On May 8, 2026, Meta removed end-to-end encryption from Instagram Direct Messages, a significant shift occurring as the company simultaneously introduced new "Incognito Chat" privacy features for its Meta AI assistant within WhatsApp. This dual approach creates a confusing picture for users attempting to understand their digital privacy.

WhatsApp now promotes a new Incognito Chat mode for Meta AI, built on a system called Private Processing. WhatsApp's announcement calls Incognito Chat "Truly private — no one can read your conversation, not even us." When initiated, these chats create temporary conversations where messages are not saved and disappear by default. Meta describes this as a space "to think and explore ideas without anyone watching." BBC News confirmed these AI chats are text-only and operate in a sandboxed environment, separate from standard end-to-end encrypted messaging with other people on WhatsApp.
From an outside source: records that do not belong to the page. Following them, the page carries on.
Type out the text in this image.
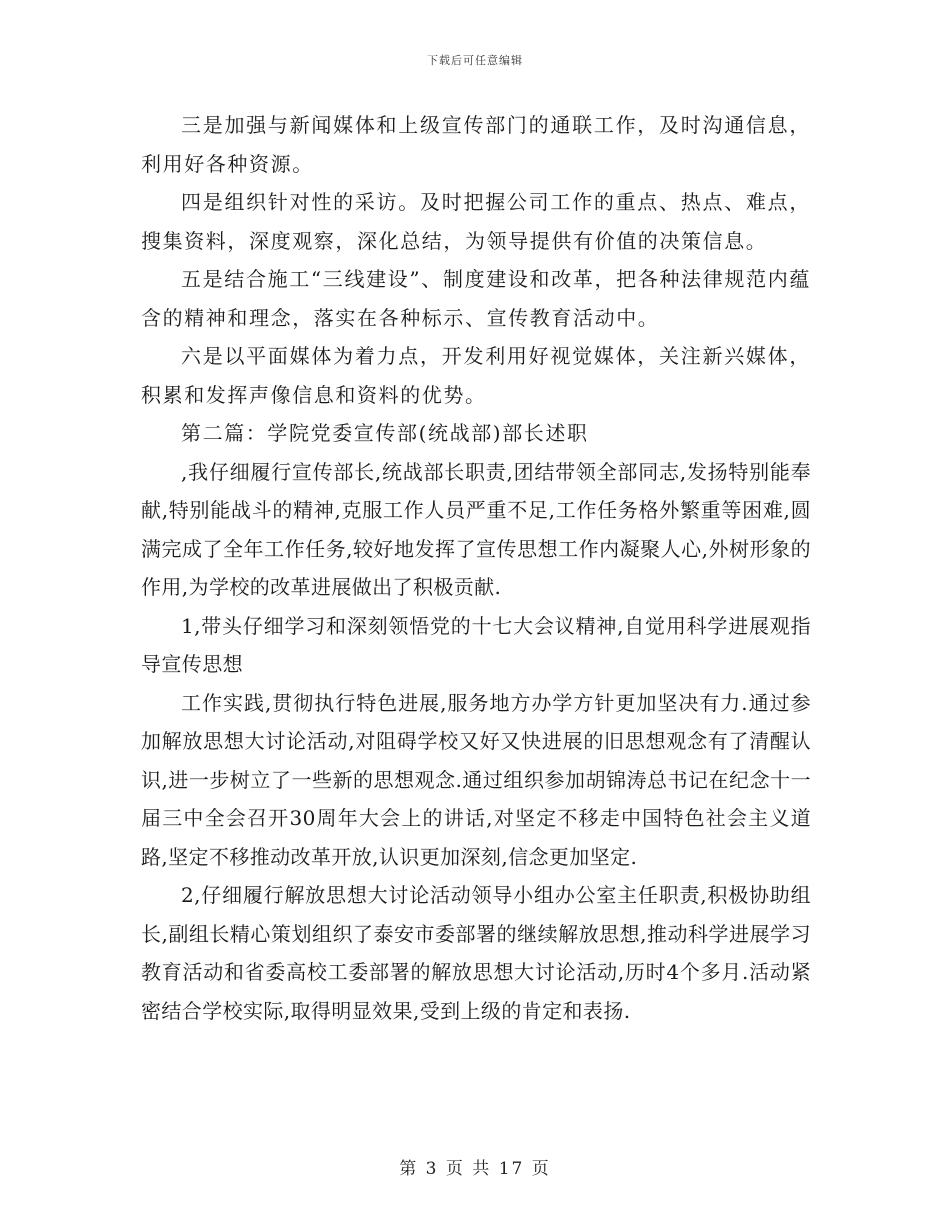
下载后可任意编辑

三是加强与新闻媒体和上级宣传部门的通联工作，及时沟通信息，利用好各种资源。

四是组织针对性的采访。及时把握公司工作的重点、热点、难点，搜集资料，深度观察，深化总结，为领导提供有价值的决策信息。

五是结合施工“三线建设”、制度建设和改革，把各种法律规范内蕴含的精神和理念，落实在各种标示、宣传教育活动中。

六是以平面媒体为着力点，开发利用好视觉媒体，关注新兴媒体，积累和发挥声像信息和资料的优势。

第二篇：学院党委宣传部(统战部)部长述职

,我仔细履行宣传部长,统战部长职责,团结带领全部同志,发扬特别能奉献,特别能战斗的精神,克服工作人员严重不足,工作任务格外繁重等困难,圆满完成了全年工作任务,较好地发挥了宣传思想工作内凝聚人心,外树形象的作用,为学校的改革进展做出了积极贡献.

1,带头仔细学习和深刻领悟党的十七大会议精神,自觉用科学进展观指导宣传思想

工作实践,贯彻执行特色进展,服务地方办学方针更加坚决有力.通过参加解放思想大讨论活动,对阻碍学校又好又快进展的旧思想观念有了清醒认识,进一步树立了一些新的思想观念.通过组织参加胡锦涛总书记在纪念十一届三中全会召开30周年大会上的讲话,对坚定不移走中国特色社会主义道路,坚定不移推动改革开放,认识更加深刻,信念更加坚定.

2,仔细履行解放思想大讨论活动领导小组办公室主任职责,积极协助组长,副组长精心策划组织了泰安市委部署的继续解放思想,推动科学进展学习教育活动和省委高校工委部署的解放思想大讨论活动,历时4个多月.活动紧密结合学校实际,取得明显效果,受到上级的肯定和表扬.

第 3 页 共 17 页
Meta also prepares "Side Chat," allowing Meta AI invocation inside other WhatsApp chats, using this Private Processing infrastructure to claim AI assistance without breaking underlying encryption.

This contrasts sharply with Instagram's decision to eliminate optional end-to-end encryption for Direct Messages. Users who had previously enabled the feature received notices stating that "end-to-end encrypted messaging on Instagram is no longer supported as of 8 May 2026." They were prompted to download backups of their encrypted conversations before the cutoff date. End-to-end encryption ensures only the sender and recipient can read their exchanges. Instagram had offered this as an opt-in feature since late 2023, but it remained buried deep within individual conversation settings and was never enabled by default.
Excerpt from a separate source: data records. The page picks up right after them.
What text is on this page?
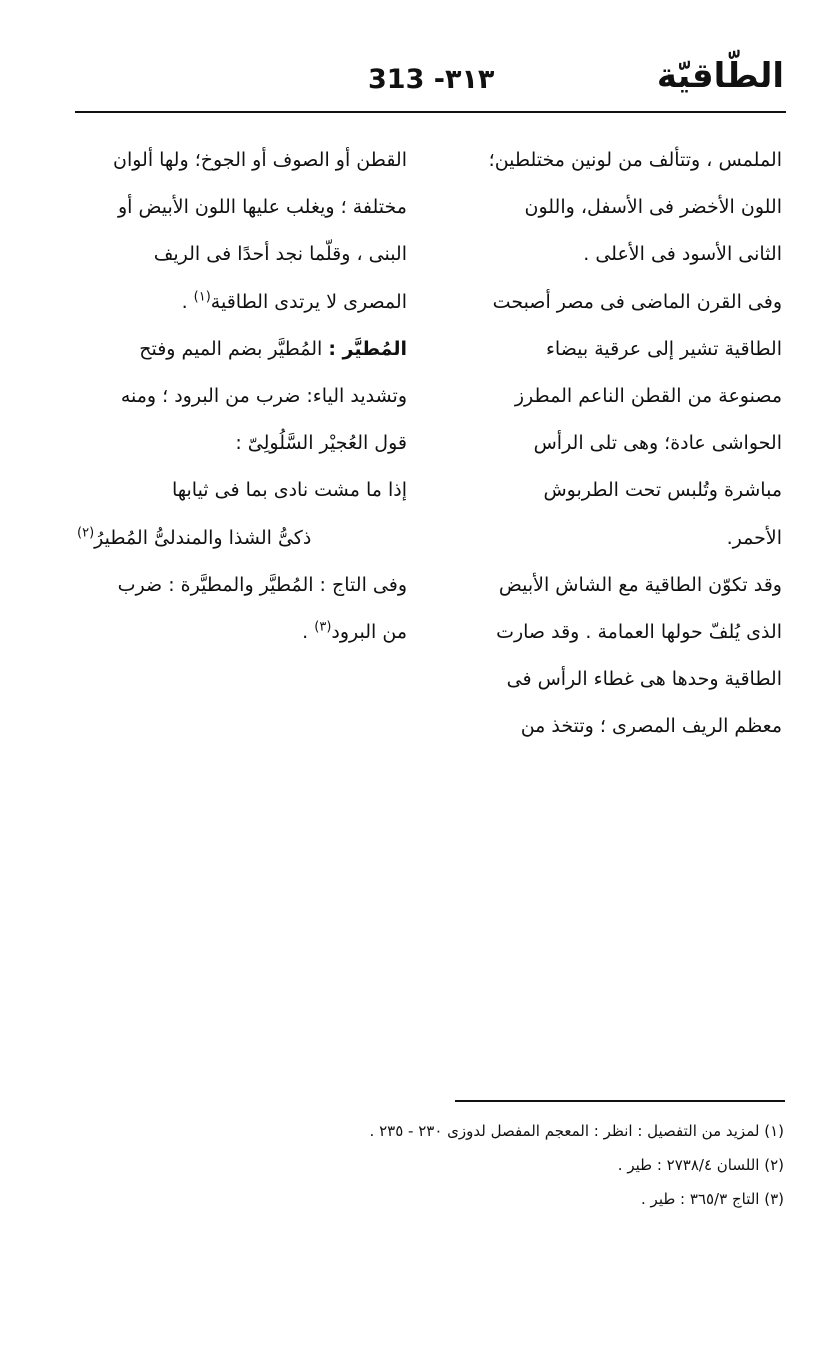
الطّاقيّة
313 -٣١٣

الملمس ، وتتألف من لونين مختلطين؛

اللون الأخضر فى الأسفل، واللون

الثانى الأسود فى الأعلى .

وفى القرن الماضى فى مصر أصبحت

الطاقية تشير إلى عرقية بيضاء

مصنوعة من القطن الناعم المطرز

الحواشى عادة؛ وهى تلى الرأس

مباشرة وتُلبس تحت الطربوش

الأحمر.

وقد تكوّن الطاقية مع الشاش الأبيض

الذى يُلفّ حولها العمامة . وقد صارت

الطاقية وحدها هى غطاء الرأس فى

معظم الريف المصرى ؛ وتتخذ من

القطن أو الصوف أو الجوخ؛ ولها ألوان

مختلفة ؛ ويغلب عليها اللون الأبيض أو

البنى ، وقلّما نجد أحدًا فى الريف

المصرى لا يرتدى الطاقية$^{(١)}$ .

المُطيَّر : المُطيَّر بضم الميم وفتح

وتشديد الياء: ضرب من البرود ؛ ومنه

قول العُجيْر السَّلُولِىّ :

إذا ما مشت نادى بما فى ثيابها

ذكىُّ الشذا والمندلىُّ المُطيرُ$^{(٢)}$

وفى التاج : المُطيَّر والمطيَّرة : ضرب

من البرود$^{(٣)}$ .

(١) لمزيد من التفصيل : انظر : المعجم المفصل لدوزى ٢٣٠ - ٢٣٥ .
(٢) اللسان ٢٧٣٨/٤ : طير .
(٣) التاج ٣٦٥/٣ : طير .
Meta explained the shutdown by citing low adoption rates, claiming "very few people" used encrypted DMs and that maintaining a separate encrypted system added complexity. Critics quickly pointed out the circular logic. The company had hidden the feature and never advertised it. Now, it uses the resulting low adoption as a reason to discontinue it, rather than making it more accessible or turning it on by default.

From a user's perspective, the result is complex. One Meta product now introduces stronger privacy for AI chats, while another removes a feature that genuinely prevented Meta from accessing private conversations. "Incognito" and "private" function as marketing terms, but end-to-end encryption stands as a technical guarantee. For users concerned with security, this split means not all Meta chats offer the same level of protection.
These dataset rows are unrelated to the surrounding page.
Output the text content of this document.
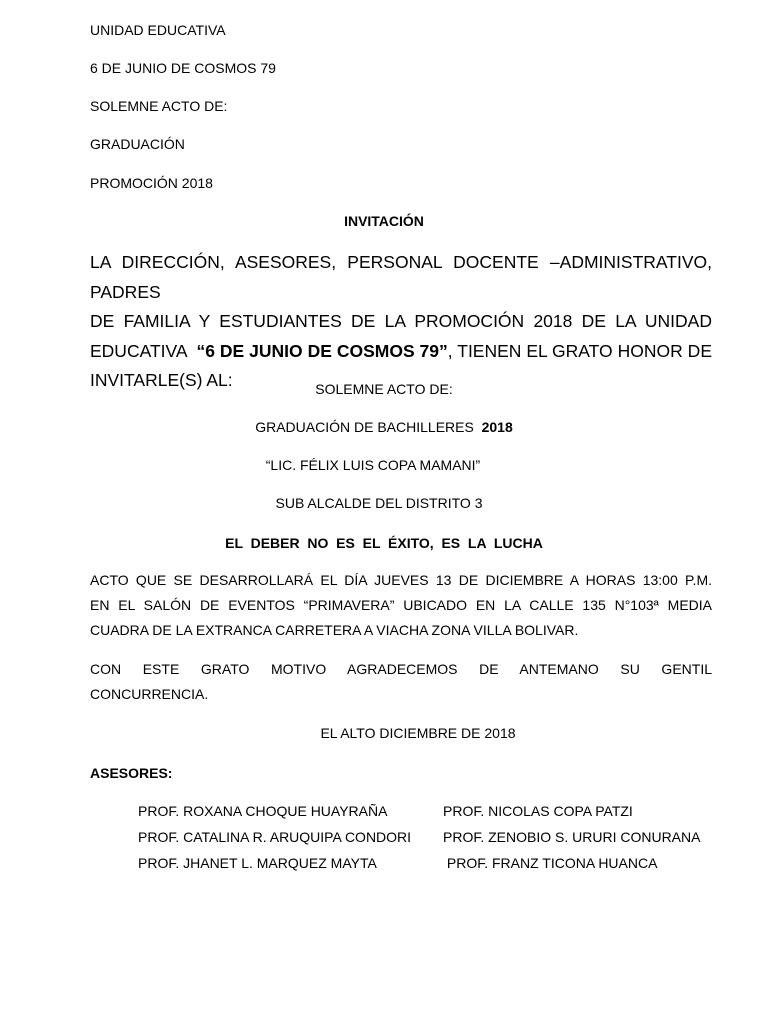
UNIDAD EDUCATIVA
6 DE JUNIO DE COSMOS 79
SOLEMNE ACTO DE:
GRADUACIÓN
PROMOCIÓN 2018
INVITACIÓN
LA DIRECCIÓN, ASESORES, PERSONAL DOCENTE –ADMINISTRATIVO, PADRES
DE FAMILIA Y ESTUDIANTES DE LA PROMOCIÓN 2018 DE LA UNIDAD
EDUCATIVA  “6 DE JUNIO DE COSMOS 79”, TIENEN EL GRATO HONOR DE
INVITARLE(S) AL:	SOLEMNE ACTO DE:
GRADUACIÓN DE BACHILLERES  2018
“LIC. FÉLIX LUIS COPA MAMANI”
SUB ALCALDE DEL DISTRITO 3
EL  DEBER  NO  ES  EL  ÉXITO,  ES  LA  LUCHA
ACTO QUE SE DESARROLLARÁ EL DÍA JUEVES 13 DE DICIEMBRE A HORAS 13:00 P.M.
EN EL SALÓN DE EVENTOS “PRIMAVERA” UBICADO EN LA CALLE 135 N°103ª MEDIA
CUADRA DE LA EXTRANCA CARRETERA A VIACHA ZONA VILLA BOLIVAR.
CON ESTE GRATO MOTIVO AGRADECEMOS DE ANTEMANO SU GENTIL
CONCURRENCIA.
EL ALTO DICIEMBRE DE 2018
ASESORES:
PROF. ROXANA CHOQUE HUAYRAÑA
PROF. CATALINA R. ARUQUIPA CONDORI
PROF. JHANET L. MARQUEZ MAYTA
PROF. NICOLAS COPA PATZI
PROF. ZENOBIO S. URURI CONURANA
PROF. FRANZ TICONA HUANCA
WhatsApp continues to offer end-to-end encryption for person-to-person messages and adds optional privacy features around its AI. Instagram DMs, however, should now be considered readable by Meta and potentially accessible to law enforcement, advertisers, or attackers who gain entry to Meta's systems. The privacy risks associated with AI chats have also become apparent, with conversations appearing in search results unexpectedly and lawsuits arising from undesirable AI-generated outcomes.

Users should treat Instagram DMs with minimal privacy expectations. Assume Meta can read and scan messages, and that content might be accessed under legal orders or during a data breach. Do not send sensitive information like passwords, recovery codes, banking details, or compromising photos over Instagram. When asked to move a conversation to Signal, WhatsApp, or another end-to-end encrypted messenger, consider the reason. It makes sense for financial details, personal images, or health information. But scammers also favor encrypted platforms because they are harder to monitor. Do not confuse "incognito" AI chats with full end-to-end encryption. WhatsApp's Incognito mode for Meta AI improves privacy over standard cloud AI chats, but it remains a conversation with a large language model owned by the same company that runs the platform. Share only what you are comfortable entrusting to Meta. Regularly review your privacy and security settings, check logged-in devices, and enable two-factor authentication on all critical accounts.